44.2 This clause raises the question whether a failure to give the requisite
notice would be fatal to a Contractor's application for extension of time. The
clause says that the Engineer "is not bound to make any determination" so it is
still open for him to do so if he so wishes. How the Engineer should exercise his
discretion in these circumstances is debatable. Clause 2.6 (Engineer to act
impartially) presumably applies so the Engineer has to act impartially to reconcile
the conflicting interests of Employer and Contractor. If he should grant the
extension if deserved, the notice procedure is rendered redundant. If not, the
preservation of the Engineer's power might be thought pointless. It is submitted
that the Engineer should exercise his discretion in the manner suggested by
clause 53 (Procedure for claims), namely to allow extensions which are verified
on contemporary records but disallow very late claims of which his team had no
knowledge and which the Contractor seeks to support by new or oral evidence
only. In short, the Engineer should have regard to the purpose of notice
provisions, namely to avoid surprises and "claims-by-ambush", and should not
allow valid claims to be ruled out on technicalities.
Under ICE 5th, an Engineer may extend "if he thinks fit in the absence of any
such claim". A similar discretion exists under ICE 6th.
It is unclear exactly when the Contractor's time for notifying the Engineer begins
to run. The first notice must be given "within 28 days after such event has first
arisen". "Such event" appears to be one of the listed matters "being such as
fairly to entitle the Contractor to an extension of time". Thus in a case where
additional work was ordered, then designed, supplied and installed over a period
of time, it may only be realised during the installation period that delay would
result.
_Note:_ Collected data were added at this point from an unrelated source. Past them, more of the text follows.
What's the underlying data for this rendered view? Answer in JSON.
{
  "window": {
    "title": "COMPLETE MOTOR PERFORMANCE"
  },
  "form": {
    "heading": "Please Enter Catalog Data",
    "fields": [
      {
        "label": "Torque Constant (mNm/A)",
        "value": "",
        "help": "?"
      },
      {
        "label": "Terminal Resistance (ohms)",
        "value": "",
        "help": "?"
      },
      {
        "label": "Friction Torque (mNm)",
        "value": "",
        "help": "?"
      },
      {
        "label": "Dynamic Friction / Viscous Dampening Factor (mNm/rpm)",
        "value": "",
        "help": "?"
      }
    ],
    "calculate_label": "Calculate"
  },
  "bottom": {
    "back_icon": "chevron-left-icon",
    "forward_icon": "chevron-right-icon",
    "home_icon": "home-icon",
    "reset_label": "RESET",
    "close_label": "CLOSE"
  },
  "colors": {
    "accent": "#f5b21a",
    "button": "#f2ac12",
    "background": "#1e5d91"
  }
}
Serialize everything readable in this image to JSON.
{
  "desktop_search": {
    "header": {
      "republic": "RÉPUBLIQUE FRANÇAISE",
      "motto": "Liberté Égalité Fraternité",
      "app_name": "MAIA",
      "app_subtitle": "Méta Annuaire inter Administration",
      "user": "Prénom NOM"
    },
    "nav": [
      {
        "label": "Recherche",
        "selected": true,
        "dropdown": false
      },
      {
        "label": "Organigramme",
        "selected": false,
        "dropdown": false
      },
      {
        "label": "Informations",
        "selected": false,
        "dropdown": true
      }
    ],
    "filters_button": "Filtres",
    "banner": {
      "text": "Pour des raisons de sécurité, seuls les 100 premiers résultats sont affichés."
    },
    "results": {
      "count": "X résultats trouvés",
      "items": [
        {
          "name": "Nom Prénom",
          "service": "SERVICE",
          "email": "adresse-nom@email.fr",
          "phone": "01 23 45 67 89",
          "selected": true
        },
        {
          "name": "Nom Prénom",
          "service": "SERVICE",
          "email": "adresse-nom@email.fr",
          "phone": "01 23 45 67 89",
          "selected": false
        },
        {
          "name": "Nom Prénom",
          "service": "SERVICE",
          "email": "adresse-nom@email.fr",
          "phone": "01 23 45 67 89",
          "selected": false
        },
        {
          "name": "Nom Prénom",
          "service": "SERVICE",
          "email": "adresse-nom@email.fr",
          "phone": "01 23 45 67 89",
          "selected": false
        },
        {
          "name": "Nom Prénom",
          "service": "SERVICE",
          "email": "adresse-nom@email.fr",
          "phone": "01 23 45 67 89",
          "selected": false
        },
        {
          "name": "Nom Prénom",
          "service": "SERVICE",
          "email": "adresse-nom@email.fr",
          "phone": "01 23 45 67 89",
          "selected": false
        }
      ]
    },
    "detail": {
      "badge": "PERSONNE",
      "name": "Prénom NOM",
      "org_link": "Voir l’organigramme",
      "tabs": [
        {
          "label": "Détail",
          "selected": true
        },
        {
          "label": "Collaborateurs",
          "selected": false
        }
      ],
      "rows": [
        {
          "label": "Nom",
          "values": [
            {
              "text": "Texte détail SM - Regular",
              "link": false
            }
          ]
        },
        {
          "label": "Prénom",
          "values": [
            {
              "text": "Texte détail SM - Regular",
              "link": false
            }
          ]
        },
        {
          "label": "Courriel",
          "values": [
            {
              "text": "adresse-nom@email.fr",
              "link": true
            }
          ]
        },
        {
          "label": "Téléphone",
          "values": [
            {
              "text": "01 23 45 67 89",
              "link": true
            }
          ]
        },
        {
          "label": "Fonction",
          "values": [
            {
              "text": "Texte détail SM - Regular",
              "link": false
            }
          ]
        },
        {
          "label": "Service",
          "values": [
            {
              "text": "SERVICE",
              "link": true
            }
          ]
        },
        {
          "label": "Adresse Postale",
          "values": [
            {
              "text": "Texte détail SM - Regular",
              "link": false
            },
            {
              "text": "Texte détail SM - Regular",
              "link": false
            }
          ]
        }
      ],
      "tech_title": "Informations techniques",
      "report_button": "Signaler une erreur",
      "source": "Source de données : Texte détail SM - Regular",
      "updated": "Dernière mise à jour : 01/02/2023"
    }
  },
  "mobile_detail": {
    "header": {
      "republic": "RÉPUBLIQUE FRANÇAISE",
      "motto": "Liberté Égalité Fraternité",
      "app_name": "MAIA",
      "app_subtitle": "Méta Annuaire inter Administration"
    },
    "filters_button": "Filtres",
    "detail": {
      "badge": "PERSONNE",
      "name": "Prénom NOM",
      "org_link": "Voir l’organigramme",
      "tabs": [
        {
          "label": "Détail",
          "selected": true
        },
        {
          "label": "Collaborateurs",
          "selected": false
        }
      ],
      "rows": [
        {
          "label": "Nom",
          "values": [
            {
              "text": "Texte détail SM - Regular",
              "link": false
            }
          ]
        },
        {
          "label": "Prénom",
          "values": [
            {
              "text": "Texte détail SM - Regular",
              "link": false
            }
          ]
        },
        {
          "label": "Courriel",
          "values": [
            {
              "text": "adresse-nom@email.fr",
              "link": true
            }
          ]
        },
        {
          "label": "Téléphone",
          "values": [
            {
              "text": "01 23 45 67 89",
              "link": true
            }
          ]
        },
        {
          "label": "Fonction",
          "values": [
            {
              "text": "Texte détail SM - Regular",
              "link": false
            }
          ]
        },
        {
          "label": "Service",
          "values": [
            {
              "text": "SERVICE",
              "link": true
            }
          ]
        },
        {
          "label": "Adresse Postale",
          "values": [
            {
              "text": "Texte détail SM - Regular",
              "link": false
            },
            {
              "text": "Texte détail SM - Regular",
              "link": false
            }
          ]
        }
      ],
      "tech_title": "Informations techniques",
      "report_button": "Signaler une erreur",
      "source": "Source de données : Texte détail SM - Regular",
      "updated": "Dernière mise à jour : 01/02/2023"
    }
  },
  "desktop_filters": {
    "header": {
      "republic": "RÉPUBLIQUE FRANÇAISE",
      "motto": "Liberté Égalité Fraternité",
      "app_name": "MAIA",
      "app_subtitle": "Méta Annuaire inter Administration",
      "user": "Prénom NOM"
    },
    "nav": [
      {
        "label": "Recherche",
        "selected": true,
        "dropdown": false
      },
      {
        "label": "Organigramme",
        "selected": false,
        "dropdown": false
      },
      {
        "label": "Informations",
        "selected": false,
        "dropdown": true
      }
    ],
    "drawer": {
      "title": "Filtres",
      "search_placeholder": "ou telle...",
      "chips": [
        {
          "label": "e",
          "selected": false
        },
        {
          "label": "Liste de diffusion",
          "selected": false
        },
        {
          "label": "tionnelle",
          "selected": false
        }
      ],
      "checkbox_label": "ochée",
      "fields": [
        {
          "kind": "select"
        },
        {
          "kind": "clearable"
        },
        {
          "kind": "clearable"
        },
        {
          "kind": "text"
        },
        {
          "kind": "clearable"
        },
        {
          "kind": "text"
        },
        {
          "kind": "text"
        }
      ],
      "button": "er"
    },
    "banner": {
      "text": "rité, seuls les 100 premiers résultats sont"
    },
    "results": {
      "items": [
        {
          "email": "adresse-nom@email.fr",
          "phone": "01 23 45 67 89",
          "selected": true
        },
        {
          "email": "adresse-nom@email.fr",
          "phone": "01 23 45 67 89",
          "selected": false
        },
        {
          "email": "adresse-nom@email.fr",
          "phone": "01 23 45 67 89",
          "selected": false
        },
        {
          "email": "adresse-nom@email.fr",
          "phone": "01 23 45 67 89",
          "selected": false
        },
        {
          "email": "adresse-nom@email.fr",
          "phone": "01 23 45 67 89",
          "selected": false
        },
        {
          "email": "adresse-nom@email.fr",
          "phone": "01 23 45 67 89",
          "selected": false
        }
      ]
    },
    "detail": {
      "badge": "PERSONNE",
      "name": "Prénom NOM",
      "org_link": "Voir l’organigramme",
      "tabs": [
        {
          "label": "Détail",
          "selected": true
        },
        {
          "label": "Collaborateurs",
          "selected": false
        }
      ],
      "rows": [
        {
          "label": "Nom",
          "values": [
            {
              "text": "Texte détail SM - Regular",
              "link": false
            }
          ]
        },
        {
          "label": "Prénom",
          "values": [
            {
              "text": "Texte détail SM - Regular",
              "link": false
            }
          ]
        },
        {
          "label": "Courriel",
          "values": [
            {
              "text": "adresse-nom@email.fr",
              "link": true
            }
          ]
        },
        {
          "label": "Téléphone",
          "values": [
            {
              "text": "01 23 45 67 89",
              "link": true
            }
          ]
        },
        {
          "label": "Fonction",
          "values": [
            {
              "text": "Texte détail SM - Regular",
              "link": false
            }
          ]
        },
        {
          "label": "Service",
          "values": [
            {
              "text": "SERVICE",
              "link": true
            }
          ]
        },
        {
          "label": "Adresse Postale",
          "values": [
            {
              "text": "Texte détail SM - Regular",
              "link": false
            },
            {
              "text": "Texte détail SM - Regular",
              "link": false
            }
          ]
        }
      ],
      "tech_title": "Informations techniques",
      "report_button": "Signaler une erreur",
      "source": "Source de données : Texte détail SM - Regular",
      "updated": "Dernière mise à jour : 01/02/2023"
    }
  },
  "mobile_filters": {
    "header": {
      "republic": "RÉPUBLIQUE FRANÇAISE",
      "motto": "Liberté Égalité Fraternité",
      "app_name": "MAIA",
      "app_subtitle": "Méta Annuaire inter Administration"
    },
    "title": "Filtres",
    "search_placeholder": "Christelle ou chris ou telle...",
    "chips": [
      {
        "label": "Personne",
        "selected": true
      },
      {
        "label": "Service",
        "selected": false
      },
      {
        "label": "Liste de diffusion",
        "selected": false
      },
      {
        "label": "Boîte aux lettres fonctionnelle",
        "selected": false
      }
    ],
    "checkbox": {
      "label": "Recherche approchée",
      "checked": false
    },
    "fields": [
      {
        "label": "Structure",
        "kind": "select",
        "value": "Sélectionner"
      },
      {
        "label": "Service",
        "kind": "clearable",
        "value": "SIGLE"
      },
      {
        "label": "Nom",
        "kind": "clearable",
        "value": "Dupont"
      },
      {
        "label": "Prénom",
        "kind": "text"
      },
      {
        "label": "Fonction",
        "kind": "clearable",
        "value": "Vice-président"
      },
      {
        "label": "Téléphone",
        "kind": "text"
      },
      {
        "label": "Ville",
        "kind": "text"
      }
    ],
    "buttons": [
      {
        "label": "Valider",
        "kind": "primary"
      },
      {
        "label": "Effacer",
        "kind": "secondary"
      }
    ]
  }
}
In such circumstances, it is not at all easy to identify the beginning of the
28-day period.
There is no specified form for the notice to be given by the Contractor and it may
be sufficient to point to correspondence or other documentation provided that the
formalities of sub-clause 44.2(a) and clause 68 (Notices) have been complied
with. As to the details to be provided, it would have been clearer to say "detailed
particulars in support of any extension of time" as the present wording indicates
only details of the extension of time required.
"In order that such submission may be investigated at the time". The statement
of the purpose of the sub-clause may well allow arbitrators to make common-
sense decisions as to whether to treat the clause as a condition precedent to an
extension of time. If the Engineer has been taken by surprise at the end of a
project by a claim for an extension of time and his ability to investigate the claim
is undermined, the arbitrator could rightly rely upon the condition precedent.
It is submitted that the prohibition in the final sentence of the sub-clause upon
decreases in extension of time does not bind either the Engineer when making a
decision under clause 67.1 or an arbitrator under clause 67.3 (Arbitration). The
prohibition applies only to the final review.
Where the circumstances of the project are such that day and night working
and/or working seven days a week is desired, Part II provides an alternative
clause.
In order to work extra hours, the Engineer's consent may be obtained under this
clause or, after a notice to accelerate, under clause 46.1 (Rate of progress).